The Future of Corporate Innovation

Here’s what over a decade of working at the nexus of artificial intelligence and innovation has taught me: The truly game-changing potential of AI comes from it being successfully implemented and seamlessly integrated throughout the full innovation journey. AI is not a silver bullet or a mere standalone solution but a catalyst for magnifying human ingenuity, improving decision-making processes, and delivering efficiency, speed, and scale.

The future of corporate innovation doesn’;t lie in choosing between human and machine; it’s about harnessing the combined, synergistic power of both. I believe this new way of innovating is an inevitability, but as with the diffusion of any new technology, it will likely follow the adoption curve:

  • Laggards: Carry on with innovation as usual, relying on collective creativity alone and the use of traditional, often fragmented methods.
  • Majority: Apply readily available AI tools for isolated use cases at specific steps in the innovation process.
  • Innovators: Embrace the transformative power of AI, seamlessly integrating human and machine capabilities throughout end-to-end innovation.

Really, there should be only one choice, operating in the field of innovation as we do: we must be innovators. And that means spearheading the transition toward AI-driven innovation by intertwining human ingenuity with machine intelligence at the very frontier of capabilities.

With all of this in mind, the real question isn’t if AI-driven innovation will outpace human ingenuity—by some accounts, it has already surpassed the average human. The real question is: how do we evolve alongside these advances?

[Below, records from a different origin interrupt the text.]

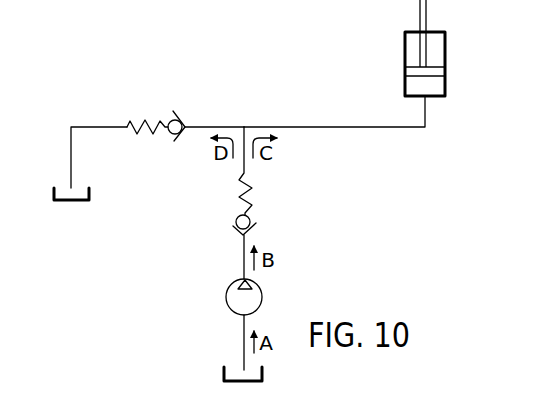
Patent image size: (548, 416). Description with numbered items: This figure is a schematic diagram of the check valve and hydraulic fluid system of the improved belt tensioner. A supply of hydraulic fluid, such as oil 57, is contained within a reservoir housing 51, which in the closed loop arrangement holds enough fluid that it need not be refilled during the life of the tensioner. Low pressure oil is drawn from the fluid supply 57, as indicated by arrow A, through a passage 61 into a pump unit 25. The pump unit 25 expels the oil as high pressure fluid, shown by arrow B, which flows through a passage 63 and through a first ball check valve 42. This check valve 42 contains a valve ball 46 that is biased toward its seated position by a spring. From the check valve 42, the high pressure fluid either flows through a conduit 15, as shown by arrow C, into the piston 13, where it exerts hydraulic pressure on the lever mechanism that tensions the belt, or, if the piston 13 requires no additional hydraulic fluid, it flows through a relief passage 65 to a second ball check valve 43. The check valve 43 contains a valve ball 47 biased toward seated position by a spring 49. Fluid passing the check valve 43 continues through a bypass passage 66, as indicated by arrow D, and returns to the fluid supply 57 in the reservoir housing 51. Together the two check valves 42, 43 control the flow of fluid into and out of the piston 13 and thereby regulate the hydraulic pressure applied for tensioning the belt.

The piston 13 is at (449, 49).
The conduit 15 is at (357, 128).
The pump unit 25 is at (262, 290).
The ball check valve 42 is at (252, 200).
The ball check valve 43 is at (160, 129).
The valve ball 46 is at (253, 219).
The valve ball 47 is at (177, 136).
The spring 49 is at (143, 136).
The reservoir housing 51 is at (65, 203).
The oil 57 is at (62, 192).
The passage 61 is at (243, 332).
The passage 63 is at (243, 252).
The relief passage 65 is at (223, 126).
The bypass passage 66 is at (88, 126).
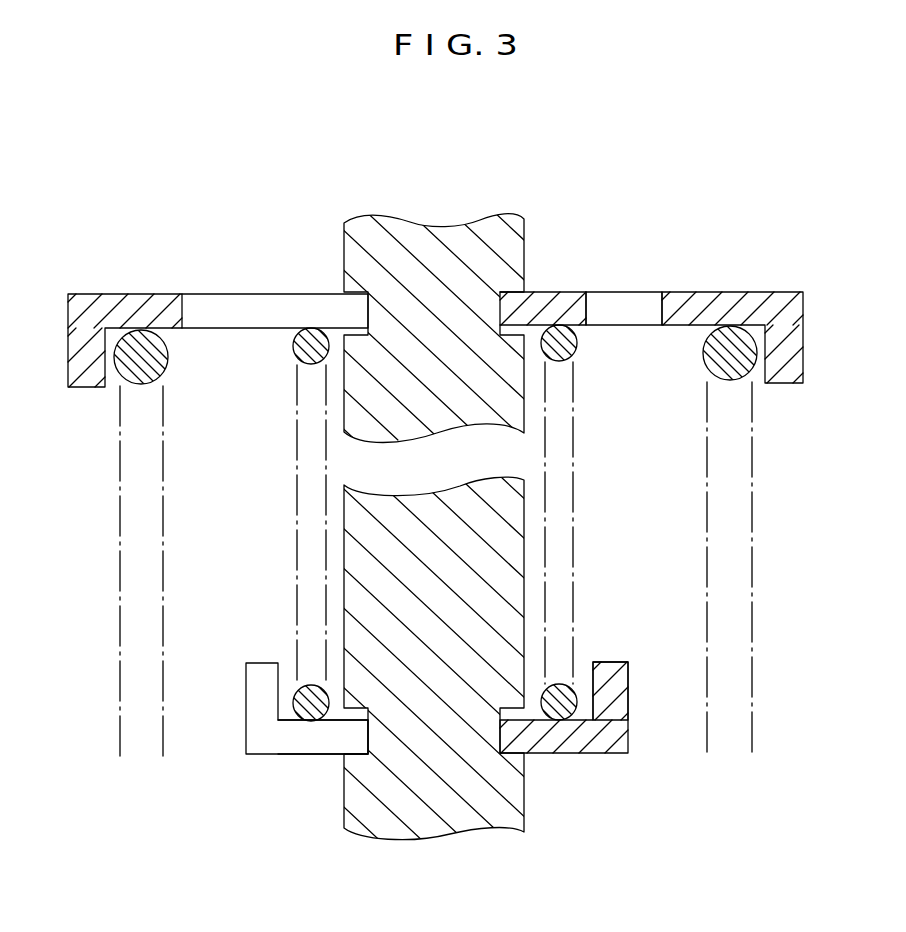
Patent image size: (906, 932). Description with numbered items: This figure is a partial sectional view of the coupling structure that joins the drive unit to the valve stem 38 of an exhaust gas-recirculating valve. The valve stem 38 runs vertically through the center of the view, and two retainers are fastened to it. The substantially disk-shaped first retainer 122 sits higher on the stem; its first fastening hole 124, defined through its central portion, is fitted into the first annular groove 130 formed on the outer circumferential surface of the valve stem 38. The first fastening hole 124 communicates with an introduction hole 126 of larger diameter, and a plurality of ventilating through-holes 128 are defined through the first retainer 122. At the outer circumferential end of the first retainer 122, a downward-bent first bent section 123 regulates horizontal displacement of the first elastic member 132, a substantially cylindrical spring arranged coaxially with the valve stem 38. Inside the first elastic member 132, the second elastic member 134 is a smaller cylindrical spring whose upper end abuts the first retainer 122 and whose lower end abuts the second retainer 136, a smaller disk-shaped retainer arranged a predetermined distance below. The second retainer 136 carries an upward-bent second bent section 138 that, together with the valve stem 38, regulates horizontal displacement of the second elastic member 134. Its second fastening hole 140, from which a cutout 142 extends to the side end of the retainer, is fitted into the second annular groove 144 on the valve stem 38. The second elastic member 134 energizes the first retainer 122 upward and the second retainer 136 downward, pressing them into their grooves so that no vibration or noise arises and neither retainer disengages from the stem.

The valve stem 38 is at (447, 492).
The first retainer 122 is at (668, 292).
The first bent section 123 is at (83, 387).
The first fastening hole 124 is at (493, 302).
The introduction hole 126 is at (128, 337).
The ventilating through-holes 128 is at (617, 303).
The first annular groove 130 is at (365, 311).
The first elastic member 132 is at (748, 368).
The second elastic member 134 is at (580, 365).
The second retainer 136 is at (571, 707).
The second bent section 138 is at (610, 662).
The second fastening hole 140 is at (500, 740).
The cutout 142 is at (268, 765).
The second annular groove 144 is at (367, 737).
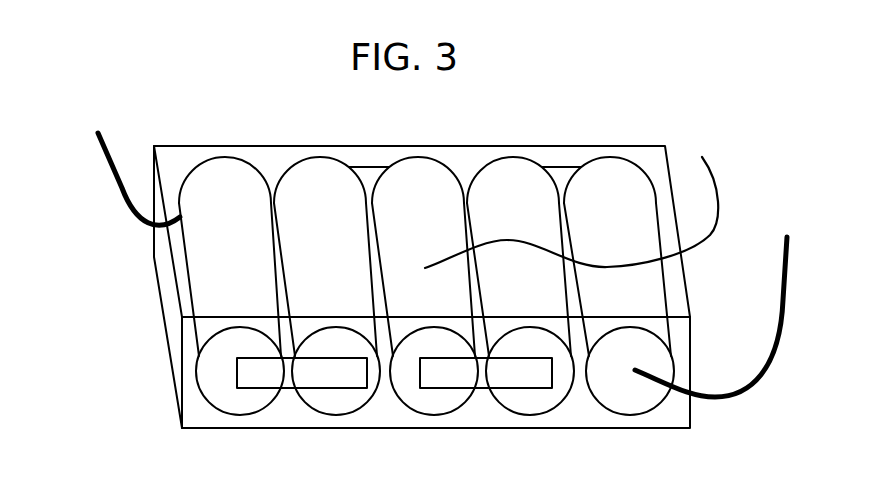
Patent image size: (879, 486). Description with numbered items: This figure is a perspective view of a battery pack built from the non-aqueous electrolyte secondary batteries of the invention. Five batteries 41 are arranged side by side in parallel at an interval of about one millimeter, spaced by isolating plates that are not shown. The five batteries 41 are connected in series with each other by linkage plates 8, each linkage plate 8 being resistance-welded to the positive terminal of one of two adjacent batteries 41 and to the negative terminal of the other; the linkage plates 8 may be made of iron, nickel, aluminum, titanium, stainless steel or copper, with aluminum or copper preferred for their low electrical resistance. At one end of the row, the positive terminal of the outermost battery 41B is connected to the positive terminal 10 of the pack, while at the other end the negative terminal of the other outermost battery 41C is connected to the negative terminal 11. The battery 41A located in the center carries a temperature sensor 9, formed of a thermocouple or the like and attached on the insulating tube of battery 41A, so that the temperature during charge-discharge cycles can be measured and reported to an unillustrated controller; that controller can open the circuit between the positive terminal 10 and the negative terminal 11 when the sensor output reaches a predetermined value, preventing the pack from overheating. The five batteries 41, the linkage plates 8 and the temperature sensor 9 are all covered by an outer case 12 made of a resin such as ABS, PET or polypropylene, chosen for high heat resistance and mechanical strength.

The linkage plate 8 is at (268, 373).
The temperature sensor 9 is at (710, 172).
The positive terminal 10 is at (110, 170).
The negative terminal 11 is at (740, 400).
The outer case 12 is at (390, 412).
The non-aqueous electrolyte secondary battery 41 is at (503, 168).
The battery arranged in the center 41A is at (402, 168).
The outermost battery 41B is at (215, 167).
The other outermost battery 41C is at (615, 172).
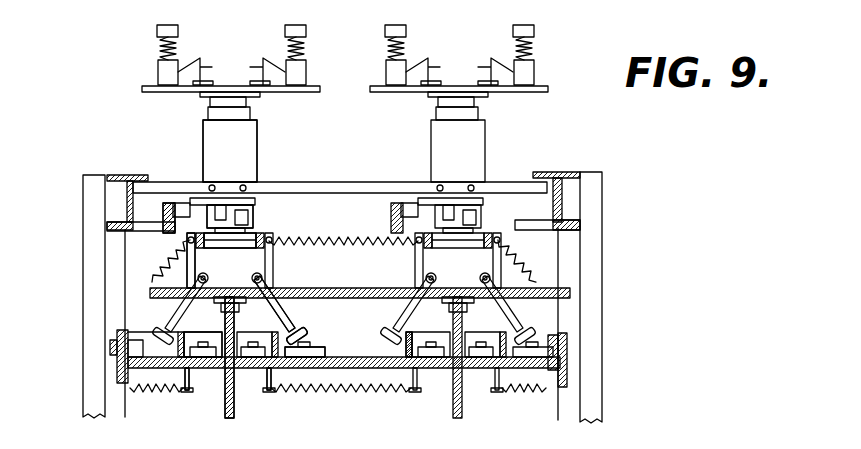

The onus is on innovation professionals to embrace augmented intelligence, infusing it into the core of their innovation processes. And where we once were problem solvers, we must master the art of problem discovery. The required skills of tomorrow’s innovators will no longer rely on unbound creativity but on asking provocative questions, emphasizing with customers, and providing a strategic vision of their preferred future.

Ultimately, I believe that the spark of innovation will still lie in human ingenuity, collaboration, and diverse perspectives. But igniting that spark will require an AI-powered engine capable of unlocking unprecedented levels of efficiency, precision, and adaptability in innovation, driving the sorts of breakthroughs that redefine industries and challenge the status quo.